Much of what you stated may be true but there some innuendoes which cannot be left unchallenged.

The references to Iran, Zionism, the unwarranted digs at objective Al-Jazeera world news agency and TV channel echo what Hamas of the Gaza Strip, Iranian despot Ahmedinejad, Hisbollah of Lebanon have been hammering for years in their quest to wipe Israel off the map!

So who are the terrorists that are seriously threatening world peace?

And you expect the FREE NATIONS to look at such a scenario by sitting on the fence with glee!

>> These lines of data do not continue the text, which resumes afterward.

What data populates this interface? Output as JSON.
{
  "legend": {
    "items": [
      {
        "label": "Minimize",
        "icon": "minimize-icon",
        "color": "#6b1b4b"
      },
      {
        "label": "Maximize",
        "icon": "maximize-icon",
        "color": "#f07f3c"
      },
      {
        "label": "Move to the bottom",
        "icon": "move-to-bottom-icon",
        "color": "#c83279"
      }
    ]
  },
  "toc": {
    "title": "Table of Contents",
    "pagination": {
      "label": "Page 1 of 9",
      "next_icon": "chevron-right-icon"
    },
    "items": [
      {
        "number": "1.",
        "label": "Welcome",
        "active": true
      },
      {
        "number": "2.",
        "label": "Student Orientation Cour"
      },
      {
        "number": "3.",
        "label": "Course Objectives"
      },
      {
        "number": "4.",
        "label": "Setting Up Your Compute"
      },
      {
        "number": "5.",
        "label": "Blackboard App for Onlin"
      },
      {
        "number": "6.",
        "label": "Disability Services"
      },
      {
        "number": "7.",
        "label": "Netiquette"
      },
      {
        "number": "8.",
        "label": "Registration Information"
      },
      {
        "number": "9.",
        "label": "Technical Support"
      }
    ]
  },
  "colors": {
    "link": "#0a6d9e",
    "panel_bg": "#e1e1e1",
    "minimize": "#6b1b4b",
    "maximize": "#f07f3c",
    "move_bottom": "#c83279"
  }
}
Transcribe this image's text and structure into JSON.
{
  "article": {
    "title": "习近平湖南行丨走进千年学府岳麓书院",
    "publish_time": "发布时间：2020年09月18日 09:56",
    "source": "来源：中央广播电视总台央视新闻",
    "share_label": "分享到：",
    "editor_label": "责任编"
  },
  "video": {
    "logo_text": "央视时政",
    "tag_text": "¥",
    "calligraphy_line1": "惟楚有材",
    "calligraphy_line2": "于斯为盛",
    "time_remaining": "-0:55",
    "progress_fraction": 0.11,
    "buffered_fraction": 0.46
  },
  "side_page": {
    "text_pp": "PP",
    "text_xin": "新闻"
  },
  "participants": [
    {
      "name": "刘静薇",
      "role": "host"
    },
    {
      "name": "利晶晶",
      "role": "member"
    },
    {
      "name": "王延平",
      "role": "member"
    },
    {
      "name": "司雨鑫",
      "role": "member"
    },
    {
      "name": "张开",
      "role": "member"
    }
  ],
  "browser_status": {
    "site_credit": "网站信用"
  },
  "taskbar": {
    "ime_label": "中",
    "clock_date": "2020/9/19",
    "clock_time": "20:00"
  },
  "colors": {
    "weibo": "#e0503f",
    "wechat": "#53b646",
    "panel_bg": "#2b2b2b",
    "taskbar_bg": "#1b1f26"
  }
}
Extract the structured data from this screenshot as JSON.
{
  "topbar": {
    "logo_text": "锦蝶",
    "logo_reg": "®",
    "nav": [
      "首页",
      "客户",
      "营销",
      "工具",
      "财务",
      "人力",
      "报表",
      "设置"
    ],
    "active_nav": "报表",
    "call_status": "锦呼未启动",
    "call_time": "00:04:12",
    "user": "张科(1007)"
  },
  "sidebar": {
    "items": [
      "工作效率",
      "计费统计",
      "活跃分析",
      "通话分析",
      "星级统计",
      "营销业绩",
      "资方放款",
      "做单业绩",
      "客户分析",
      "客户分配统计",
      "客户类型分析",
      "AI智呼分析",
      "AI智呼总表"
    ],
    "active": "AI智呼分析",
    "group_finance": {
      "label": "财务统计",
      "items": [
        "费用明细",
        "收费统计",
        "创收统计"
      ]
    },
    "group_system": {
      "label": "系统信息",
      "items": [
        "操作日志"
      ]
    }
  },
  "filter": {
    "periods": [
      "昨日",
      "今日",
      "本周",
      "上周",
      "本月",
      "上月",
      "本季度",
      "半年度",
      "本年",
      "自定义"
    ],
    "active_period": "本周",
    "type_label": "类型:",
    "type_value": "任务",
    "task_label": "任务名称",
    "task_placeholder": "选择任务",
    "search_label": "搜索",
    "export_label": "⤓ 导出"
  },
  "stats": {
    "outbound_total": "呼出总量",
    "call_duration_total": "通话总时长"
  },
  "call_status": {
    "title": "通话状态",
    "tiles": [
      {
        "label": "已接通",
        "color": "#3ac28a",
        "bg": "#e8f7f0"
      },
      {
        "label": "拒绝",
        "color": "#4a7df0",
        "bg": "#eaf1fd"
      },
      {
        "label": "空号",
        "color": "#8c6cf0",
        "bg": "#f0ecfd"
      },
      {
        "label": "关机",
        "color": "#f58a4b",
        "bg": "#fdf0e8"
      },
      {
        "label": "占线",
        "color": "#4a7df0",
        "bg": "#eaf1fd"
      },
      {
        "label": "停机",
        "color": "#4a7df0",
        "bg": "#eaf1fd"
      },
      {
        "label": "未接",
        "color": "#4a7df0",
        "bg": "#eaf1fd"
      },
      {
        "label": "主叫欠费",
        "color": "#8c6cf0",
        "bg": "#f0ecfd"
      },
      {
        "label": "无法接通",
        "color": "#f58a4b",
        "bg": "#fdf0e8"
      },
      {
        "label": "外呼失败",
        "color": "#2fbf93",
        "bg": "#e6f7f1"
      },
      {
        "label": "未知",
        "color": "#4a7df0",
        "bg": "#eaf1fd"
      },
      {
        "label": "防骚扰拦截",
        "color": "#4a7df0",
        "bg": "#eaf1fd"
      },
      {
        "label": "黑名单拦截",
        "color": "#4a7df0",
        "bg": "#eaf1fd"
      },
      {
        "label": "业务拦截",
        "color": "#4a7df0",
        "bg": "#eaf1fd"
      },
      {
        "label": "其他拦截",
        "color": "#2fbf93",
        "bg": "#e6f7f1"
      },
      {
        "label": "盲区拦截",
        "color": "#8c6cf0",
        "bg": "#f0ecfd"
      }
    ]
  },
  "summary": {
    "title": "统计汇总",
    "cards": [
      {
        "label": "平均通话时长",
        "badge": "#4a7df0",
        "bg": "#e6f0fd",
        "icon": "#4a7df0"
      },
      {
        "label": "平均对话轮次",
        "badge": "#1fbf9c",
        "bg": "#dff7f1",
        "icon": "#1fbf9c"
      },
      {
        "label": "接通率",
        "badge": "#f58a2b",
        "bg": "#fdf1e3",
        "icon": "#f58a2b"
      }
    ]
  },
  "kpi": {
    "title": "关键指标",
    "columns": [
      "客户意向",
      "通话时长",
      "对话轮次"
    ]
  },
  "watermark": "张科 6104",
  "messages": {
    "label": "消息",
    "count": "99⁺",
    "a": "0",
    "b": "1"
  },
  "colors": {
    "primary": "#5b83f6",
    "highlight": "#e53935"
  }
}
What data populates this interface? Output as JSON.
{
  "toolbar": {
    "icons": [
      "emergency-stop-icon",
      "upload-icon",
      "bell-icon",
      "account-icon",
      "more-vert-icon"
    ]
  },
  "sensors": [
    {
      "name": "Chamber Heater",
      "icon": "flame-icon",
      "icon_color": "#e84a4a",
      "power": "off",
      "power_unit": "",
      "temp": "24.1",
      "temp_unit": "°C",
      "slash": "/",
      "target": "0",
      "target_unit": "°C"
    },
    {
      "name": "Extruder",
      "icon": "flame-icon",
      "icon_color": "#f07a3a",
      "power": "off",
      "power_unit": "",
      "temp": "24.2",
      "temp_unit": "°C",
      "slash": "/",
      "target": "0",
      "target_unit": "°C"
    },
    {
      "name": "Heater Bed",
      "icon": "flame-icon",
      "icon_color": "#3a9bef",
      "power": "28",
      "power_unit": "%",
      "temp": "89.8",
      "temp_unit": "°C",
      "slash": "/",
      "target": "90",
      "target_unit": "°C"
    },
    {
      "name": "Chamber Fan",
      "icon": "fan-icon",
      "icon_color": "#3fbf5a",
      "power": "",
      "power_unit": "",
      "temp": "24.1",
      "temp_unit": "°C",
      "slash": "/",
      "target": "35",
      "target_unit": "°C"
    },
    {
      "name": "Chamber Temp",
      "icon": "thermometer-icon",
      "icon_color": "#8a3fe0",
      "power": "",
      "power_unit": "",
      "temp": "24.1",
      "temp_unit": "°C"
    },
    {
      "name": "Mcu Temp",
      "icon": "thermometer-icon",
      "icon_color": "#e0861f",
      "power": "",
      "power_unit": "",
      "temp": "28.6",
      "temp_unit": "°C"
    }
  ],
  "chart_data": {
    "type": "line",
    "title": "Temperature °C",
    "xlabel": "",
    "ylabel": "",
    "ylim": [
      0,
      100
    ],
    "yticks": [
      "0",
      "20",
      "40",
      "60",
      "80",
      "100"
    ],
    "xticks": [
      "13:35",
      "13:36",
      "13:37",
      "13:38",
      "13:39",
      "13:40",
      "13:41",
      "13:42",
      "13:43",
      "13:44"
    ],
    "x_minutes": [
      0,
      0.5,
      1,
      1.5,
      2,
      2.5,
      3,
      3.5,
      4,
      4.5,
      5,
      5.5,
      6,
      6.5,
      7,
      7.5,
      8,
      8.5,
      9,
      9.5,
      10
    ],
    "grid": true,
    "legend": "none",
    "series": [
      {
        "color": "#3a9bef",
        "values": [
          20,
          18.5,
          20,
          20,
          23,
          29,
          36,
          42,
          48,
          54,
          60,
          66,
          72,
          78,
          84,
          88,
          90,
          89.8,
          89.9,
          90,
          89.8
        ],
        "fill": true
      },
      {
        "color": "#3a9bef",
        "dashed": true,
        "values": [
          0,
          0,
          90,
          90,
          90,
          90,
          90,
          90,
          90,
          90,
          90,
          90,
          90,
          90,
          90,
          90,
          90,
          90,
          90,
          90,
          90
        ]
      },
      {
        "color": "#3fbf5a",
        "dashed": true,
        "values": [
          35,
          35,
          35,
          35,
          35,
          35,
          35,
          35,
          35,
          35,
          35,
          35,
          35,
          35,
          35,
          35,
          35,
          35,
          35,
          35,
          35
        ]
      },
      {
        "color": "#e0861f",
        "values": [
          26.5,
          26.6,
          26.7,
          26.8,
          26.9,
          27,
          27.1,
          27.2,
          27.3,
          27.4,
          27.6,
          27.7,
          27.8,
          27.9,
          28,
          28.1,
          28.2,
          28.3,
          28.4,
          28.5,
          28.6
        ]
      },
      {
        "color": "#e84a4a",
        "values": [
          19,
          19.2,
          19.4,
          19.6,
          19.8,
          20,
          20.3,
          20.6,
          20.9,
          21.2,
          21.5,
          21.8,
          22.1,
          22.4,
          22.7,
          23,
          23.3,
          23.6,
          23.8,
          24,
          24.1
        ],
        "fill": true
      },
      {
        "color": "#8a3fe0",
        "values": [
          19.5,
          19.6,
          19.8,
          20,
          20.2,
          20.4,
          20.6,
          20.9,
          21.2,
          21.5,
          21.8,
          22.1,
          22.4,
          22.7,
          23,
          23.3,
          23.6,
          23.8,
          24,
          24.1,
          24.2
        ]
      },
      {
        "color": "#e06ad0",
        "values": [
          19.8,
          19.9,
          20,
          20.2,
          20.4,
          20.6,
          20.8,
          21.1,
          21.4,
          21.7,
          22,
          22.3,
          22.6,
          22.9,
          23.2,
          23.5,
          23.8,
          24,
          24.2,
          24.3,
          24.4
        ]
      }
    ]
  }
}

Go and tell that to the marines!

Alfred A. Falzon

Martin Cassar

Feb 10th, 13:10





@ Alfred Falzon.

Sir,


So who are the terrorists that are seriously threatening world peace?

I challenge all politicians, the ones inside and outside the White House included along with the Vatican and the UN to give a definition to what terrorism is.
However. ACTA is still on the pipe-line, so, please have a look at these two reports and draw your own conclusion.

http://www.321gold.com/editorials/maund/maund092906.html

http://www.youtube.com/watch?v=hefIti-uFUo&feature=related

Franco Farrugia

Feb 11th, 10:05

Wow! So much for your love for freedom of peoples!